Bear is not a morning Bear. Not in any sense of the word. She routinely pulls the blankets and/or pillows over her head in the morning and groans, "Not yet!" or "Snuggle with me!" It would be funny if it didn't take 45 minutes to get her out of bed in the morning. Or after nap time. Or anytime she falls asleep.
Which leads me to today's check up with the pediatrician. She fell asleep on the way there which meant we had to wake her up. It wasn't pretty.

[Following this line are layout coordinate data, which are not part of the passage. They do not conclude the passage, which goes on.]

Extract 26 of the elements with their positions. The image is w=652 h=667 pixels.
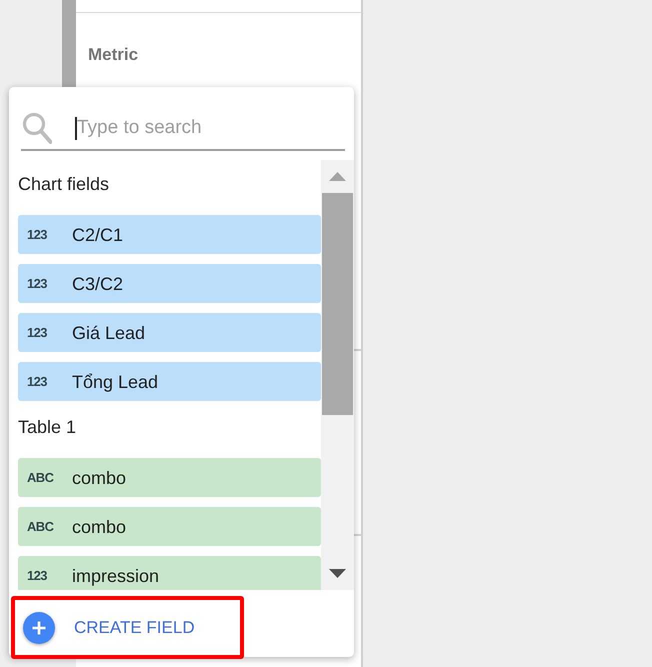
data-type-icon: 123	[27, 276, 54, 292]
plus-icon	[22, 610, 56, 644]
data-type-icon: 123	[27, 324, 54, 340]
section-label: Metric	[88, 45, 138, 64]
field-item[interactable]: ABC combo	[18, 507, 321, 546]
field-item[interactable]: ABC combo	[18, 458, 321, 497]
field-item[interactable]: 123 impression	[18, 556, 321, 590]
text-cursor-icon	[75, 116, 77, 140]
field-item[interactable]: 123 C3/C2	[18, 264, 321, 303]
scrollbar-thumb[interactable]	[322, 193, 353, 415]
scroll-down-arrow-icon	[329, 569, 346, 578]
data-type-icon: 123	[27, 226, 54, 242]
create-field-button[interactable]: CREATE FIELD	[15, 600, 195, 655]
field-item[interactable]: 123 Giá Lead	[18, 313, 321, 352]
section-heading: Table 1	[17, 416, 78, 439]
scrollbar[interactable]	[321, 160, 354, 590]
data-type-icon: ABC	[27, 518, 54, 534]
search-field[interactable]: Type to search	[77, 114, 345, 142]
data-type-icon: ABC	[27, 470, 54, 486]
search-icon	[22, 112, 52, 144]
field-item[interactable]: 123 C2/C1	[18, 215, 321, 254]
data-type-icon: 123	[27, 374, 54, 390]
scroll-up-arrow-icon	[329, 172, 346, 181]
section-heading: Chart fields	[17, 173, 110, 196]
field-item[interactable]: 123 Tổng Lead	[18, 362, 321, 401]
data-type-icon: 123	[27, 568, 54, 584]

We checked in, took off her coat, and then it was out turn. (Since when do doctors run AHEAD of schedule?!) The poor thing had virtually no transition time. She definitely didn't have her requisite 45 minutes. So we dragged her into the exam room, literally, and stripped her down to her big girl underpants. She sat on the floor kicking me. So I moved to the other side of the room. So she crawled next to me and continued to kick me.
The pediatrician came in and I won't go into deep detail. I think these two comments can pretty much sum up our visit... "Most children need one minute per year old for a time-out but she may need two minutes per year. " And perhaps the more telling comment, "The best preparation I ever had for this job was the high school wrestling team."
Now, don't get me wrong, I love Bear's pediatrician. He is warm, caring, and not the least bit condescending. Not even when I asked him if Bear's post-nap-sweaty-folded-in-half-ear could become permanent. Or when I insisted, at five days old, that she was YELLOW. Clearly she was YELLOW, couldn't he see that? So he ordered stat labs on a Friday afternoon to calm my crazy first time mom self. But today, I felt like the worst mother in the world.
My three year old was literally on the floor, writhing about, screaming, throwing a text book temper tantrum and I was absolutely powerless. There was NOTHING I could do to calm the storm or make it stop. I simply had to wait it out, something the doctor did not have time to do. (She eventually did calm down and even participated in her eye exam. And then she told the nurse that she was "NOT NICE!" when she gave Bear her flu shot.)
And then the best part. We had to tell him that, guess what! We're expecting again. You know, since we've obviously totally screwed up with this one we're going to try again. We can't do any worse right?
I'm sure every parent goes through this. (Tell me every parent goes through this... right?) But I still feel like a complete failure.